Besides distracting from more legitimate concerns over health care, that fraudulent argument obscures the public view of a very sobering and far more frightening fact: private insurers actually practice a similar form of health care discrimination. That is the biggest human issue with health care; largely at their discretion, many insurance providers can and will either drop a client or refuse to pay for a life-saving operation because of a pre-existing condition.
Moreover, many insurers won’t even pick up individuals who have proven to need extensive or costly health care, further denying those individuals any real chance at a healthy life. Taking those “money-saving” tactics out of the hands of insurance companies is at the heart of current health care reform, not only because they make the most affected Americans worse off but also because they actually end up costing the insured more.
It seems that opponents of health care reform are very interested in money. Where will the money for this program come from? How much will be cut from Medicare and Medicaid? How much will it cost the average American?
Time and again Obama and Congress Democrats answer that, for most Americans, taxes will not be increased and that the cost of health care will decline even while the 1/6th of America that is uninsured gets coverage. But what is not asked or heard as often is how much our current health care system will continue to weigh ever more heavily on American pocketbooks.

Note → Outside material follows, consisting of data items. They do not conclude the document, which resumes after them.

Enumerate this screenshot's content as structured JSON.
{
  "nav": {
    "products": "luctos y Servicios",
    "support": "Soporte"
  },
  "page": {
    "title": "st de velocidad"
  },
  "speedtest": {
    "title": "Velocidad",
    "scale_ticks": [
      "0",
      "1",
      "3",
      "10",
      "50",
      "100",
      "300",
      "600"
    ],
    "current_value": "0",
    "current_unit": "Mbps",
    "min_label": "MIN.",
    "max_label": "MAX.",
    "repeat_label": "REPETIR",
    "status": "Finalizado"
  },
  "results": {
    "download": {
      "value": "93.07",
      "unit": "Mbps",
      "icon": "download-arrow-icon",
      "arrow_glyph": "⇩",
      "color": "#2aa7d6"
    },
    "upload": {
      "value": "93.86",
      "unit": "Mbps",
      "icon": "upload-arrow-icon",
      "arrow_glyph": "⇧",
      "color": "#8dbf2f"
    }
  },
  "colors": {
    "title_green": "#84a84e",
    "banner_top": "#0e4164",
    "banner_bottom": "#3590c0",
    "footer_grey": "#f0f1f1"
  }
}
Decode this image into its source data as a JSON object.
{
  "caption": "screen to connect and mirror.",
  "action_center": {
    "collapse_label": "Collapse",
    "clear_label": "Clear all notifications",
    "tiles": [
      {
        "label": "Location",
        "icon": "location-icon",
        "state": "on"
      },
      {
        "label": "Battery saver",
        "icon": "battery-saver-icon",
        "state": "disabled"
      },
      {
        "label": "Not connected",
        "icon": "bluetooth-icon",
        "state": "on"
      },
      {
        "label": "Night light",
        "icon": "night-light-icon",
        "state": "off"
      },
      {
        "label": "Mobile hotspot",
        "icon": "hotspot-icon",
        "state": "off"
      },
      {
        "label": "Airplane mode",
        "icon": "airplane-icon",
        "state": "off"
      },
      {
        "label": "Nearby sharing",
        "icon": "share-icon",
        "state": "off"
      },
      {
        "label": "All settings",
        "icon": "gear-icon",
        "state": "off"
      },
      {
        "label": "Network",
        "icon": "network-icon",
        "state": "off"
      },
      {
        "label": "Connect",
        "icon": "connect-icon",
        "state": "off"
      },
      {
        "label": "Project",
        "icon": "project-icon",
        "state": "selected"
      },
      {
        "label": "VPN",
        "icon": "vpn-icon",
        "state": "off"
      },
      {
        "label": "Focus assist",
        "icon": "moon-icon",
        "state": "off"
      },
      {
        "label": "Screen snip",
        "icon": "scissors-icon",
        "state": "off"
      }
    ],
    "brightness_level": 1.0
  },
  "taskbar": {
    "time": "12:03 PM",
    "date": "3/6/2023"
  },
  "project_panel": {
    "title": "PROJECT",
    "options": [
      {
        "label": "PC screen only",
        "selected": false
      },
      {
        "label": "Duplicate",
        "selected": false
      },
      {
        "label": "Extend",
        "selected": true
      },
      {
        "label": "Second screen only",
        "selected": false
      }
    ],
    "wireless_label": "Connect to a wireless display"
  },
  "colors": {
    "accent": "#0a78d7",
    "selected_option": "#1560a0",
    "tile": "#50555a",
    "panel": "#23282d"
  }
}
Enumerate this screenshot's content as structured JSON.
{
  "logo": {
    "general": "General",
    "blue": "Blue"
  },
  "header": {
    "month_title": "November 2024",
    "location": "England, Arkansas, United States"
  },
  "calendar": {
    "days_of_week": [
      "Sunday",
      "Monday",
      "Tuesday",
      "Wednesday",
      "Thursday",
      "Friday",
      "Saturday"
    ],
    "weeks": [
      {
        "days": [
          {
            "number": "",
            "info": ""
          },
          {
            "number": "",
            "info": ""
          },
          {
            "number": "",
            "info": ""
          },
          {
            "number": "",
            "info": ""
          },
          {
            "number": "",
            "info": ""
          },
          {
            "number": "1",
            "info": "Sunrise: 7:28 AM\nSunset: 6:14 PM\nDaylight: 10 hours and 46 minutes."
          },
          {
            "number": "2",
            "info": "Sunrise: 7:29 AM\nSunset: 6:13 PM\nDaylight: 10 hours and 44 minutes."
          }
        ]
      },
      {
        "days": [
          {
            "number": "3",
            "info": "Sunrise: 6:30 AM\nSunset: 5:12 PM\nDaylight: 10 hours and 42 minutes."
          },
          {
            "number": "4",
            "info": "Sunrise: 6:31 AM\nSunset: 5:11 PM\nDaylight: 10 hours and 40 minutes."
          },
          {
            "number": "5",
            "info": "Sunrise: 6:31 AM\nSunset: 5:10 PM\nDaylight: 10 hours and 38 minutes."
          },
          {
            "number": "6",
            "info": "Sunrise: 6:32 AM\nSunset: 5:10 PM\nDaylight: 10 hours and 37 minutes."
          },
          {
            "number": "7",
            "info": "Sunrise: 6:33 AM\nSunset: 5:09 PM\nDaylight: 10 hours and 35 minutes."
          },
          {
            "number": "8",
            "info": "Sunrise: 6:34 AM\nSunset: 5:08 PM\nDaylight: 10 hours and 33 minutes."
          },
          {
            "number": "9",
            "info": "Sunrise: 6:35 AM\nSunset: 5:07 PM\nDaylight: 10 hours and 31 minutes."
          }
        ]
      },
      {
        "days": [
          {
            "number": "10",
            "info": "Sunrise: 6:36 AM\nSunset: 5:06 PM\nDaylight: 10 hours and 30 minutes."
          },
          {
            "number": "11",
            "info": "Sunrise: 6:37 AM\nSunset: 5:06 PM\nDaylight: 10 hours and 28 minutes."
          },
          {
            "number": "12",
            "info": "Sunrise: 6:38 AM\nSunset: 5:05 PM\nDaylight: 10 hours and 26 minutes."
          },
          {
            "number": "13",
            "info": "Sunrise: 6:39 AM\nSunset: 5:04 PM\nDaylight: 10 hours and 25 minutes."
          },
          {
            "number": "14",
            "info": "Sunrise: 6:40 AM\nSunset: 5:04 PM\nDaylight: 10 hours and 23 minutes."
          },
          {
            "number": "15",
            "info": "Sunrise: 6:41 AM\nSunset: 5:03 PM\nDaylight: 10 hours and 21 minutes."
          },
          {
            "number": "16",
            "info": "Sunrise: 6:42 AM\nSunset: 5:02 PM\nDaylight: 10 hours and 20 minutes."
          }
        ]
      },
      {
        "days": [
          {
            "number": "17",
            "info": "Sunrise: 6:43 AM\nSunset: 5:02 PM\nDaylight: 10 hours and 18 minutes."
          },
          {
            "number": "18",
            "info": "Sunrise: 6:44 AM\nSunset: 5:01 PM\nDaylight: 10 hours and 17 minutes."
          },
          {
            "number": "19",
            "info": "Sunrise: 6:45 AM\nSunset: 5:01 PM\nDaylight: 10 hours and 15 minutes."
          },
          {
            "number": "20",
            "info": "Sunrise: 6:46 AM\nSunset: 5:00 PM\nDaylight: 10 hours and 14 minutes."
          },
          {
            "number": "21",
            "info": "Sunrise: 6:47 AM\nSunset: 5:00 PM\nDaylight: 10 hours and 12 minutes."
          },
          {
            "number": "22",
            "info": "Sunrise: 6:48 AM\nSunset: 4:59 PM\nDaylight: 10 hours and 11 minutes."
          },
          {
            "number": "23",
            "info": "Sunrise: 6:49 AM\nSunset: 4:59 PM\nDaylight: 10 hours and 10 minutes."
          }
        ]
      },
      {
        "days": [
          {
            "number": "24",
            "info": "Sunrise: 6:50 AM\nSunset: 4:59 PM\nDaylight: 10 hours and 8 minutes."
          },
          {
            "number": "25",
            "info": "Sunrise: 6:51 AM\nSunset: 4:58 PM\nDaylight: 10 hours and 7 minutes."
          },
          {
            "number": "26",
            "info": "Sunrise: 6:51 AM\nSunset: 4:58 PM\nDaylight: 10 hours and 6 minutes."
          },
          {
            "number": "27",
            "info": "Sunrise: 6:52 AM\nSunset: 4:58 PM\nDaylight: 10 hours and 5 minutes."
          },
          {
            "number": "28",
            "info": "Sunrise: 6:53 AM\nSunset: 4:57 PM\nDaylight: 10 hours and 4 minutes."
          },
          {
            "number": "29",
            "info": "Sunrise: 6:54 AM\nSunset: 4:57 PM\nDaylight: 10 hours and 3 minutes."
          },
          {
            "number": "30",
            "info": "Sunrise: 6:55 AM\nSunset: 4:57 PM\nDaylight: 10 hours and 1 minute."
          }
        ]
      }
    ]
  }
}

Aside from the increase in cost that health care would naturally face, the discriminatory practices employed by insurers exacerbate this issue greatly. America has a large uninsured population, recently determined to be at least 52 million people. One of the only options available for those people to receive health care is the emergency room. That leaves those individuals with large medical costs that they often cannot afford, which in turn leaves hospitals with large bills that they cannot pay.
The solution? Simple really: Increase the costs that the insured have to pay in order to compensate. That rise in the cost of health insurance makes it so that fewer people and companies can afford to have health insurance, which creates an even larger pool of uninsured and more unpaid emergency-room costs. Combine that with all the jobs and insurance policies lost over the past year, and it’s easy to see the positive feedback loop the insurance companies’ profit-seeking creates.
I shared my personal anecdote because I wanted to show what can happen when American health care actually works for Americans. But that isn’t the case for all Americans, and if the health care industry continues its devastating, reckless profiteering, then it won’t even continue to be the case for most Americans.
We need health care reform. We need a strong public option with strong regulation of the private sector to keep private insurers in check — not because it’s the right thing to do but because, without it, we just won’t be able to afford to be healthy.